Chapter 1 Introduction
This thesis makes three original contributions for the analysis of temporal data. All three are grounded in an exploratory data analysis pipeline for time-indexed data. The research begins with a new technique for visualising data using a calendar layout, that fits neatly into a pipeline workflow. It is most useful when the data relates to human activity, and embeds plots in the familiar calendar. The second contribution is a new data abstraction which streamlines transformation, visualisation, and modelling for temporal data analysis. This “tsibble” data object is infrastructure holding the foundation of time series pipelines. The tsibble representation exposes a need for conceptually framing the handling of temporal missing values in a data-centric workflow. This is the third contribution of the thesis: exploratory and explanatory tools for understanding missing patterns in time.

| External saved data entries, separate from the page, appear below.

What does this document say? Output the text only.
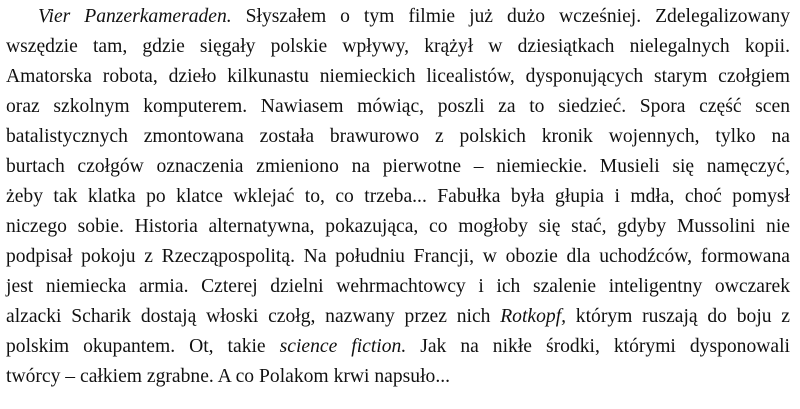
Vier Panzerkameraden. Słyszałem o tym filmie już dużo wcześniej. Zdelegalizowany
wszędzie tam, gdzie sięgały polskie wpływy, krążył w dziesiątkach nielegalnych kopii.
Amatorska robota, dzieło kilkunastu niemieckich licealistów, dysponujących starym czołgiem
oraz szkolnym komputerem. Nawiasem mówiąc, poszli za to siedzieć. Spora część scen
batalistycznych zmontowana została brawurowo z polskich kronik wojennych, tylko na
burtach czołgów oznaczenia zmieniono na pierwotne – niemieckie. Musieli się namęczyć,
żeby tak klatka po klatce wklejać to, co trzeba... Fabułka była głupia i mdła, choć pomysł
niczego sobie. Historia alternatywna, pokazująca, co mogłoby się stać, gdyby Mussolini nie
podpisał pokoju z Rzecząpospolitą. Na południu Francji, w obozie dla uchodźców, formowana
jest niemiecka armia. Czterej dzielni wehrmachtowcy i ich szalenie inteligentny owczarek
alzacki Scharik dostają włoski czołg, nazwany przez nich Rotkopf, którym ruszają do boju z
polskim okupantem. Ot, takie science fiction. Jak na nikłe środki, którymi dysponowali
twórcy – całkiem zgrabne. A co Polakom krwi napsuło...
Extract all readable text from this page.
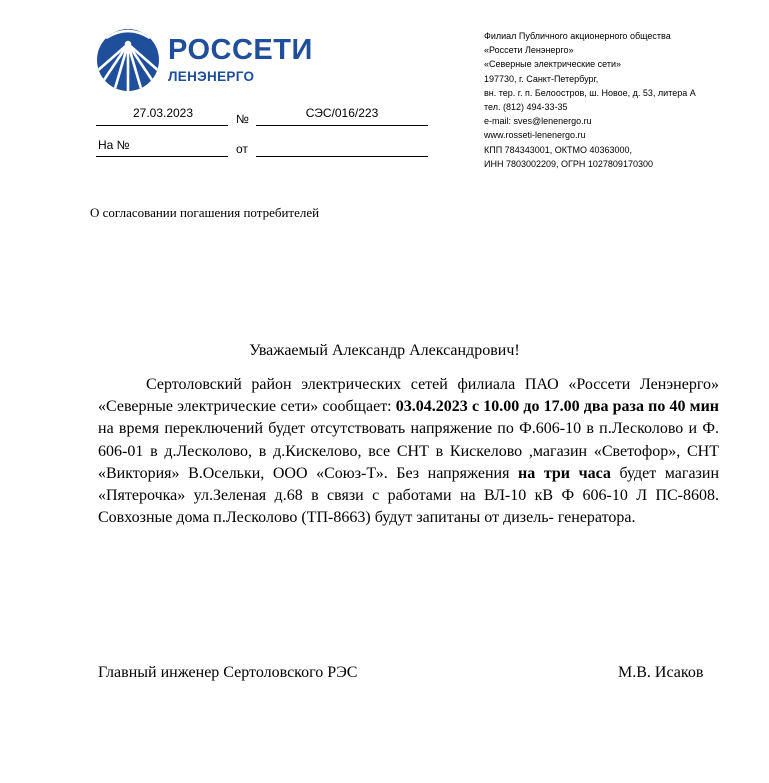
РОССЕТИ
ЛЕНЭНЕРГО
Филиал Публичного акционерного общества
«Россети Ленэнерго»
«Северные электрические сети»
197730, г. Санкт-Петербург,
вн. тер. г. п. Белоостров, ш. Новое, д. 53, литера А
тел. (812) 494-33-35
e-mail: sves@lenenergo.ru
www.rosseti-lenenergo.ru
КПП 784343001, ОКТМО 40363000,
ИНН 7803002209, ОГРН 1027809170300
27.03.2023	№	СЭС/016/223
На №	от
О согласовании погашения потребителей
Уважаемый Александр Александрович!
Сертоловский район электрических сетей филиала ПАО «Россети Ленэнерго» «Северные электрические сети» сообщает: 03.04.2023 с 10.00 до 17.00 два раза по 40 мин на время переключений будет отсутствовать напряжение по Ф.606-10 в п.Лесколово и Ф. 606-01 в д.Лесколово, в д.Кискелово, все СНТ в Кискелово ,магазин «Светофор», СНТ «Виктория» В.Осельки, ООО «Союз-Т». Без напряжения на три часа будет магазин «Пятерочка» ул.Зеленая д.68 в связи с работами на ВЛ-10 кВ Ф 606-10 Л ПС-8608. Совхозные дома п.Лесколово (ТП-8663) будут запитаны от дизель- генератора.
Главный инженер Сертоловского РЭС	М.В. Исаков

Time series analysis has assumed that the entry point to data analysis is at model-ready data format, which provides little organisation or conceptual oversight on how one should get the wild data into a tamed state. This mind-set is related to a long-held belief that exploratory data analysis is a highly ad hoc statistical area, impossible to teach or formalise. However, the tidyverse framework, as originating in Wickham (2014) fundamentally overturns this thinking. Data plots and data wrangling, for which the “tidy data” conceptualisation supports, can be formally described using an abstract grammar. The grammar of graphics and data manipulation, as implemented in the ggplot2 (H. Wickham, Chang, et al. 2018) and dplyr (H. Wickham, François, et al. 2018) R packages respectively, form the core of the tidyverse suite of tools. My contributions extend the tidyverse way of thinking to the temporal domain, by providing tidy tools for supporting fluent workflow in temporal data analysis.